Die Ereignisse haben inzwischen auch praktische Auswirkungen. Am 6. März wurde bekannt, dass ungarische Sicherheitskräfte ukrainische Geldtransporter mit einer großen Menge Bargeld und Gold festgehalten hatten; später erreichte Kiew deren Freilassung, während die Arbeiten an der Rückführung der Ladung andauern. Als Reaktion beschloss die Nationalbank, bargeldlose Fremdwährungen der Banken in Bargeld umzutauschen, um die Kassen der Finanzinstitute zu stärken — dies ist eine direkte Reaktion auf Risiken in Logistik und Zugang zu Vermögenswerten.

Analyse: Warum Kiew nicht nachgeben wird

Das Expertenumfeld betont mehrere Schlüsselpunkte. Erstens darf die Wiederinbetriebnahme der «Druzhba» unter Kriegsbedingungen nicht zu einem Druckmittel werden: Reparaturteams unter Beschuss sind ein technisches und sicherheitspolitisches Problem, kein Gegenstand politischer Verhandlungen. Zweitens handelt Budapest vor dem Hintergrund der Innenpolitik Orbáns: Wahlkampfgründe können zu harten Äußerungen führen, die zusätzlichen Druck auf Kiew ausüben — und das vor wichtigen EU-Entscheidungen über Hilfe.

Wie geht es weiter?

Kiew hat bereits alternative Lieferwege für Öl nach Ungarn und in die Slowakei vorgeschlagen, um die Abhängigkeit von der «Druzhba» zu verringern. In Zukunft sind zwei Szenarien möglich: eine diplomatische Eskalation mit juristischen Versuchen, den Streit zu lösen, oder eine allmähliche Entspannung des Konflikts durch internationale Vermittlung und praktische Lösungen in der Energieversorgung. Für die europäischen Partner stellt sich die Frage, ob sie einen Präzedenzfall zulassen, in dem ein einzelnes Land Energie als Druckmittel während eines Krieges auf europäischem Boden einsetzt?

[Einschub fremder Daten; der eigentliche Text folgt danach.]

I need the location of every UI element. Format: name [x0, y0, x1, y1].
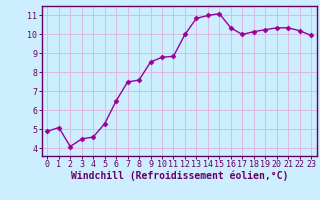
X-axis label: Windchill (Refroidissement éolien,°C): Windchill (Refroidissement éolien,°C): [70, 171, 288, 181]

„Wenn die Diplomatie nicht wirkt, liegt der Ball bei den Partnern — Erklärungen müssen in unterzeichnete Verträge und klare Sicherheitsgarantien für die Infrastruktur überführt werden“

— Analysten des Energiesektors und Vertreter internationaler Beobachter

Fazit: Es geht hier nicht nur um eine Pipeline. Es ist ein Test der Fähigkeit der EU und ihrer Verbündeten, die Logistik, die Finanzen und die Sicherheit der Ukraine vor einseitigen politischen Manövern zu schützen. Kiew hat derzeit eine Strategie des festen, aber rationalen Widerstands gewählt — dafür gibt es sowohl technische als auch politische Gründe.